It is now fashionable to say that the UK economy needs more capital spending in general, and more public capital spending in particular. The one area where both the outgoing Labour government and the Coalition government did decide to cut was capital spending. Both now think they need to abate these cuts.
It is always advisable where there is an establishment consensus in the UK to probe it. It is often wrong. The establishment combined to recommend the ERM, and to claim the benefits of belonging to the EU as designed by centralisers on the continent. So how well have they thought through public capital spending?
The first thing to recognise is there are various types of capital spending. Let us identify four:
1. Spending to put in new facilities and to open new services – “growth” spending. E.g. HS2, to provide a new faster train service to Birmingham from London.
2. Spending to extend existing services to cope for increasing demand – as with new schools or hospitals in busy areas, often coping with the increase in population E.g. new primary schools in Wokingham
3. Replacement capital – new schools or rebuilt roads to replace existing capacity
4. Investment in labour or energy saving or other productivity enhancing improvements in service delivery.
More of type four, cost reducing and productivity enhancing investment in the provision of public services could be a very good idea. It helps to bring the deficit down over time, assuming a decent return on the investment made through cost saving.
Type one is clearly incompatible with bringing the deficit down. Anything which increases the future current spending of the government through offering new or additional service makes it more difficult to control the deficit..

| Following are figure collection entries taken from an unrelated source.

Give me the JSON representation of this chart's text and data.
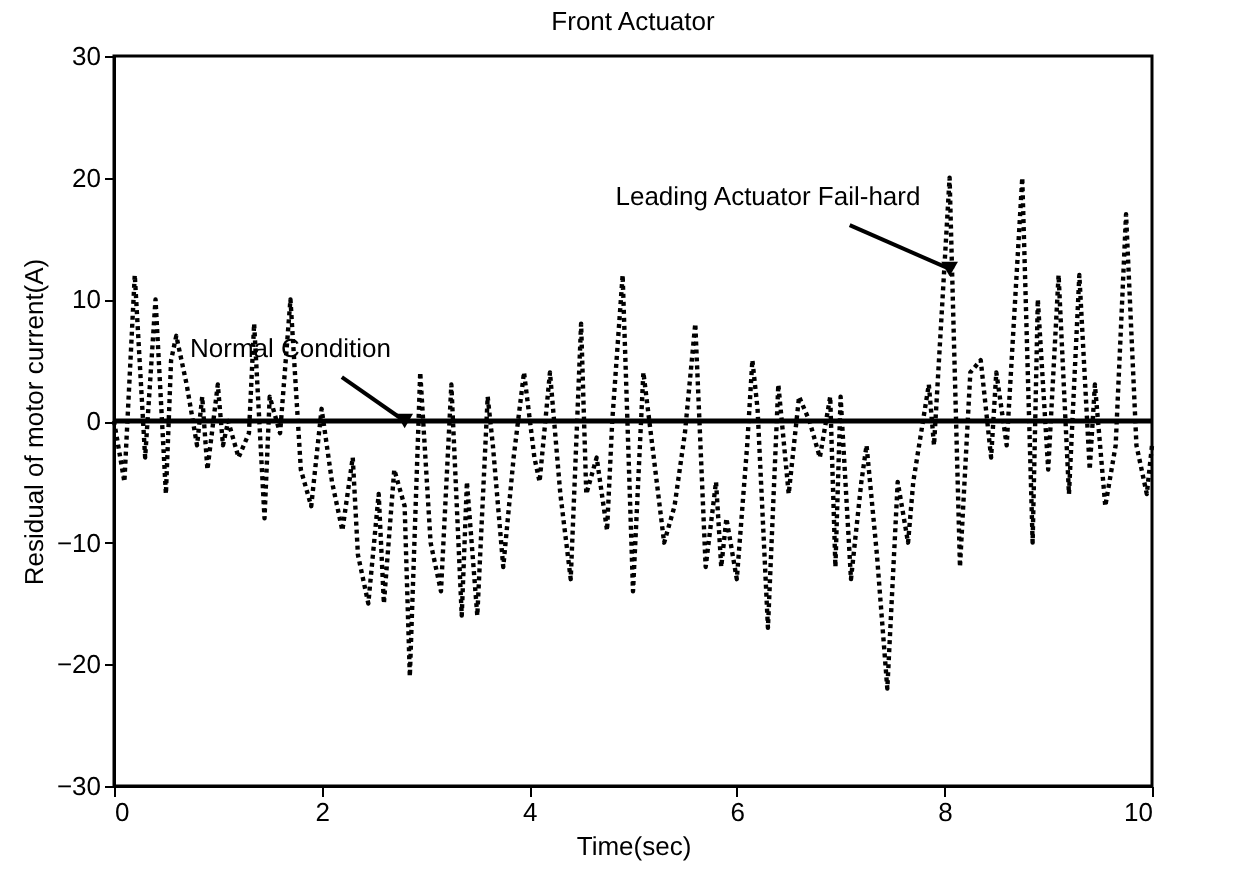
{
  "chart_data": {
    "type": "line",
    "title": "Front Actuator",
    "xlabel": "Time(sec)",
    "ylabel": "Residual of motor current(A)",
    "xlim": [
      0,
      10
    ],
    "ylim": [
      -30,
      30
    ],
    "xticks": [
      0,
      2,
      4,
      6,
      8,
      10
    ],
    "yticks": [
      -30,
      -20,
      -10,
      0,
      10,
      20,
      30
    ],
    "grid": false,
    "series": [
      {
        "x": [
          0,
          0.1,
          0.2,
          0.3,
          0.4,
          0.5,
          0.55,
          0.6,
          0.7,
          0.8,
          0.85,
          0.9,
          1.0,
          1.05,
          1.1,
          1.2,
          1.3,
          1.35,
          1.45,
          1.5,
          1.6,
          1.7,
          1.8,
          1.9,
          2.0,
          2.1,
          2.2,
          2.3,
          2.35,
          2.45,
          2.55,
          2.6,
          2.7,
          2.8,
          2.85,
          2.95,
          3.05,
          3.15,
          3.25,
          3.35,
          3.4,
          3.5,
          3.6,
          3.65,
          3.75,
          3.85,
          3.95,
          4.05,
          4.1,
          4.2,
          4.3,
          4.4,
          4.5,
          4.55,
          4.65,
          4.75,
          4.8,
          4.9,
          5.0,
          5.1,
          5.2,
          5.3,
          5.4,
          5.5,
          5.6,
          5.7,
          5.8,
          5.85,
          5.9,
          6.0,
          6.1,
          6.15,
          6.2,
          6.3,
          6.4,
          6.5,
          6.6,
          6.7,
          6.8,
          6.9,
          6.95,
          7.0,
          7.1,
          7.2,
          7.25,
          7.35,
          7.45,
          7.55,
          7.65,
          7.7,
          7.85,
          7.9,
          8.05,
          8.15,
          8.25,
          8.35,
          8.45,
          8.5,
          8.6,
          8.75,
          8.85,
          8.9,
          9.0,
          9.1,
          9.2,
          9.3,
          9.4,
          9.45,
          9.55,
          9.65,
          9.75,
          9.85,
          9.95,
          10
        ],
        "values": [
          0,
          -5,
          12,
          -3,
          10,
          -6,
          5,
          7,
          3,
          -2,
          2,
          -4,
          3,
          -2,
          0,
          -3,
          -1,
          8,
          -8,
          2,
          -1,
          10,
          -4,
          -7,
          1,
          -5,
          -9,
          -3,
          -11,
          -15,
          -6,
          -15,
          -4,
          -7,
          -21,
          4,
          -10,
          -14,
          3,
          -16,
          -5,
          -16,
          2,
          -2,
          -12,
          -3,
          4,
          -3,
          -5,
          4,
          -6,
          -13,
          8,
          -6,
          -3,
          -9,
          0,
          12,
          -14,
          4,
          -3,
          -10,
          -7,
          -1,
          8,
          -12,
          -5,
          -12,
          -8,
          -13,
          -2,
          5,
          1,
          -17,
          3,
          -6,
          2,
          0,
          -3,
          2,
          -12,
          2,
          -13,
          -5,
          -2,
          -11,
          -22,
          -5,
          -10,
          -5,
          3,
          -2,
          20,
          -12,
          4,
          5,
          -3,
          4,
          -2,
          20,
          -10,
          10,
          -4,
          12,
          -6,
          12,
          -4,
          3,
          -7,
          -2,
          17,
          -2,
          -6,
          -2
        ],
        "color": "#000000",
        "line_style": "dotted"
      },
      {
        "x": [
          0,
          10
        ],
        "values": [
          0,
          0
        ],
        "color": "#000000",
        "line_style": "solid"
      }
    ],
    "annotations": [
      {
        "text": "Normal Condition",
        "x": 2.8,
        "y": 0
      },
      {
        "text": "Leading Actuator Fail-hard",
        "x": 8.05,
        "y": 12.5
      }
    ]
  }
}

Type two also swells the deficit. Controlling migration better would reduce the need for such expenditures. Having more success than the previous government in fostering private sector led recovery outside London and the South east would also help, as it would reduce the need for internal migration and extra facilities in the hard pressed south.
Type 3 spending can be helpful. It should be allied with type four, so that the replacement facilities can be run more effectively and cheaply.
All capital spending boosts total UK output, as most of the money is spent on UK building and construction work, and provides jobs for people who have to be based in the UK to carry them out. There will be imported elements in the building supplies consumed, where UK industry could probably do better at import substitution given favourable circumstances for industrial expansion here.
Those who simply urge more capital spending should recognise that some is good and some is unhelpful when it comes to curbing the deficit. Schemes with high future running costs for the state are not helpful. It is most important that new capital concentrates on doing things better and more effectively to help control running costs. Privately financed capital projects with no recourse to the taxpayer to pick up the losses would be most welcome to use some of the slack in the building industry.
I wish all my readers a happy and prosperous new year.